そこは、近所の自転車屋だった。小さいので、種類が置いていない。自転車屋に来ると、不思議と機嫌が治った。どれにするか決めてない。おだてられて、CMでよくやってる、ランプばかりの『見せかけ宣伝』だけの自転車にしてしまった。それも、型落ち。店は在庫処分。母は安上がり。一石二鳥。

しかし、可笑しいのは、子供でも型落ちというのは分かるらしい。良秋は劣等感に苦しんだ。最初は欲しくて、このキンキラキンの自転車に手を出したのであろう。物欲は空し。
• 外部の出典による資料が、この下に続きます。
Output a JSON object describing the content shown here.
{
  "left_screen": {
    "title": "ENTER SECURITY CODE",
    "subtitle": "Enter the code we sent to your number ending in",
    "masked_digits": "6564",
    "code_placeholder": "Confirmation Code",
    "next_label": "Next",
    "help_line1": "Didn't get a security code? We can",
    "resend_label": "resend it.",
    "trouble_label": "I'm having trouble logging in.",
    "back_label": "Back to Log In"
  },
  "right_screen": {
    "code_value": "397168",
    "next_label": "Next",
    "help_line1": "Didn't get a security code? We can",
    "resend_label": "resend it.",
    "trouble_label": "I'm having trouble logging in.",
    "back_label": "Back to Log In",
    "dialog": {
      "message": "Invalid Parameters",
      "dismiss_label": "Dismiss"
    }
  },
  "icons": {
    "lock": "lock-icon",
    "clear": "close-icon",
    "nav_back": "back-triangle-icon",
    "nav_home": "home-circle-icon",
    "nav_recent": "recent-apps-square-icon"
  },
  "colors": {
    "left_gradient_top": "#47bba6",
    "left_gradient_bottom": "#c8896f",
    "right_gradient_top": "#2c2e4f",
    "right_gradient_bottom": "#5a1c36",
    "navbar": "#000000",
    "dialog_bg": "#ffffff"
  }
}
それでも、大きな自転車という物はいい物だ。それなりにスピードが出た。それなりに満足もした。やがてランプを取り除くと、それなりにいい自転車だった。要った。必要は全てだ。足は萎えた。幸福は忘れられた。スポーツ・タイプは何処へ行ったのやら。

学校でべら本が

「ムニャムニャ・・・似た自転車・・・、✖️✖️の壁に立て掛けてあっ・・・何とかかんとか」

べら本はちらとこちらを向いた。

「えっ?」

心臓がドキドキする。

どういう事か?迫ると

「誰か?夕方、しんどいから、別の?自転車、乗って帰った、嘘」

ニヤニヤ笑ってる。

胸騒ぎがした。意味がも一つ分からなかったが、学校帰り、見に行って見ると・・・壁に立て掛けてあった・・・。似ている?最初は分からなかったが・・・・・・本物じゃないか!オレの物だ!しかも、べら本のうちの「前」じゃないか・・・。長い事・・・・・・可哀想に、雨に打たれて、埃が点々に成っている。
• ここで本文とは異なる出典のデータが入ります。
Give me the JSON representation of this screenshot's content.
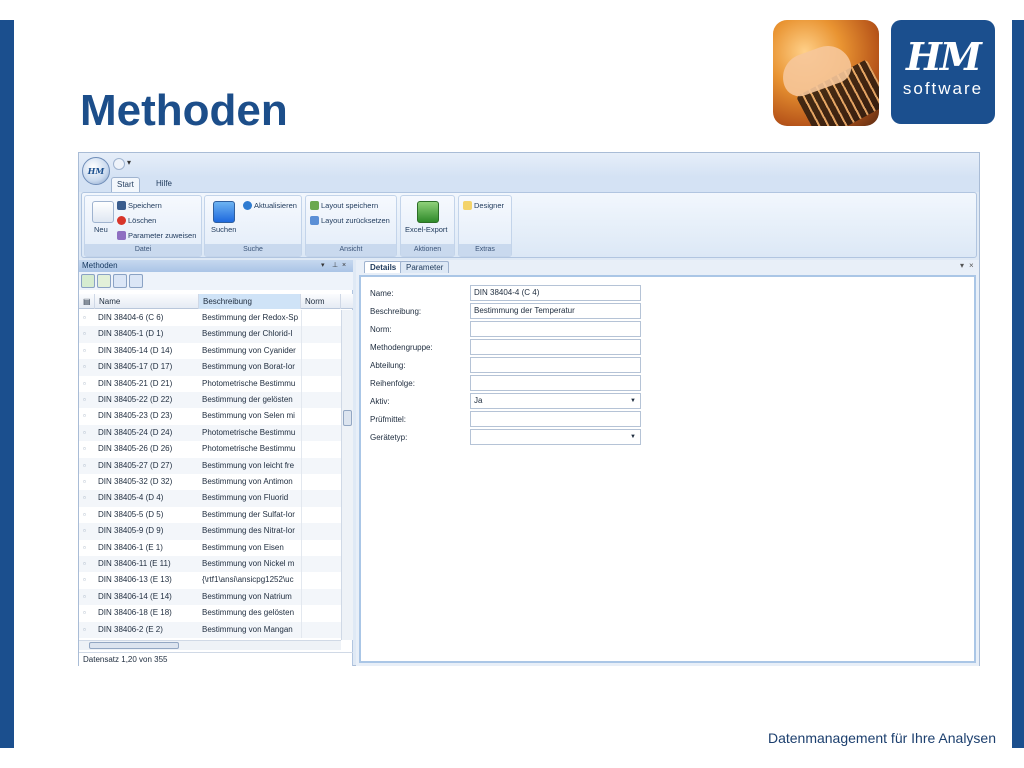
{
  "slide": {
    "title": "Methoden",
    "footer": "Datenmanagement für Ihre Analysen",
    "logo_mark": "HM",
    "logo_word": "software"
  },
  "app": {
    "orb_label": "HM",
    "tabs": [
      "Start",
      "Hilfe"
    ],
    "ribbon": {
      "datei": {
        "label": "Datei",
        "neu": "Neu",
        "speichern": "Speichern",
        "loeschen": "Löschen",
        "parameter_zuweisen": "Parameter zuweisen"
      },
      "suche": {
        "label": "Suche",
        "suchen": "Suchen",
        "aktualisieren": "Aktualisieren"
      },
      "ansicht": {
        "label": "Ansicht",
        "layout_speichern": "Layout speichern",
        "layout_zuruecksetzen": "Layout zurücksetzen"
      },
      "aktionen": {
        "label": "Aktionen",
        "excel_export": "Excel-Export"
      },
      "extras": {
        "label": "Extras",
        "designer": "Designer"
      }
    },
    "left_pane": {
      "title": "Methoden",
      "columns": [
        "Name",
        "Beschreibung",
        "Norm"
      ],
      "rows": [
        [
          "DIN 38404-6 (C 6)",
          "Bestimmung der Redox-Sp"
        ],
        [
          "DIN 38405-1 (D 1)",
          "Bestimmung der Chlorid-I"
        ],
        [
          "DIN 38405-14 (D 14)",
          "Bestimmung von Cyanider"
        ],
        [
          "DIN 38405-17 (D 17)",
          "Bestimmung von Borat-Ior"
        ],
        [
          "DIN 38405-21 (D 21)",
          "Photometrische Bestimmu"
        ],
        [
          "DIN 38405-22 (D 22)",
          "Bestimmung der gelösten"
        ],
        [
          "DIN 38405-23 (D 23)",
          "Bestimmung von Selen mi"
        ],
        [
          "DIN 38405-24 (D 24)",
          "Photometrische Bestimmu"
        ],
        [
          "DIN 38405-26 (D 26)",
          "Photometrische Bestimmu"
        ],
        [
          "DIN 38405-27 (D 27)",
          "Bestimmung von leicht fre"
        ],
        [
          "DIN 38405-32 (D 32)",
          "Bestimmung von Antimon"
        ],
        [
          "DIN 38405-4 (D 4)",
          "Bestimmung von Fluorid"
        ],
        [
          "DIN 38405-5 (D 5)",
          "Bestimmung der Sulfat-Ior"
        ],
        [
          "DIN 38405-9 (D 9)",
          "Bestimmung des Nitrat-Ior"
        ],
        [
          "DIN 38406-1 (E 1)",
          "Bestimmung von Eisen"
        ],
        [
          "DIN 38406-11 (E 11)",
          "Bestimmung von Nickel m"
        ],
        [
          "DIN 38406-13 (E 13)",
          "{\\rtf1\\ansi\\ansicpg1252\\uc"
        ],
        [
          "DIN 38406-14 (E 14)",
          "Bestimmung von Natrium"
        ],
        [
          "DIN 38406-18 (E 18)",
          "Bestimmung des gelösten"
        ],
        [
          "DIN 38406-2 (E 2)",
          "Bestimmung von Mangan"
        ]
      ],
      "status": "Datensatz 1,20 von 355"
    },
    "right_pane": {
      "tabs": [
        "Details",
        "Parameter"
      ],
      "fields": [
        {
          "label": "Name:",
          "value": ""
        },
        {
          "label": "Beschreibung:",
          "value": "Bestimmung der Temperatur"
        },
        {
          "label": "Norm:",
          "value": ""
        },
        {
          "label": "Methodengruppe:",
          "value": ""
        },
        {
          "label": "Abteilung:",
          "value": ""
        },
        {
          "label": "Reihenfolge:",
          "value": ""
        },
        {
          "label": "Aktiv:",
          "value": "Ja"
        },
        {
          "label": "Prüfmittel:",
          "value": ""
        },
        {
          "label": "Gerätetyp:",
          "value": ""
        }
      ],
      "name_value": "DIN 38404-4 (C 4)"
    }
  },
  "colors": {
    "brand_blue": "#1b4f8e",
    "title_blue": "#1c4e8a"
  }
}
あの男だ。どう見てもあの男だ。あの男ならやりかねない。(犯罪だぞコレハ・・・)

どうすればいいか分からなかったが、兎に角自転車を連れて帰った。うちに自転車が二個。兄のを入れると三台。結局、母が、ゴミの日に出す事が決まった。

べら本のうちは両親が教師で、某教育何とかの偉いさんを務めている。正に教育の鑑と云えよう。大人に成るとべら本は、鶴見におられず越して行った。

こんな彼だが、一つ「だけ」いい所があった。「べら本劇場」。奴と居ると、いつも退屈せずに済んだ。それでも最後、いつも非道い目に遭わされるのだから、結局いい所は無かった、とも言える。

スピーカー(スピッツ)は人望が厚く、みんなを連れて、宗教に走った。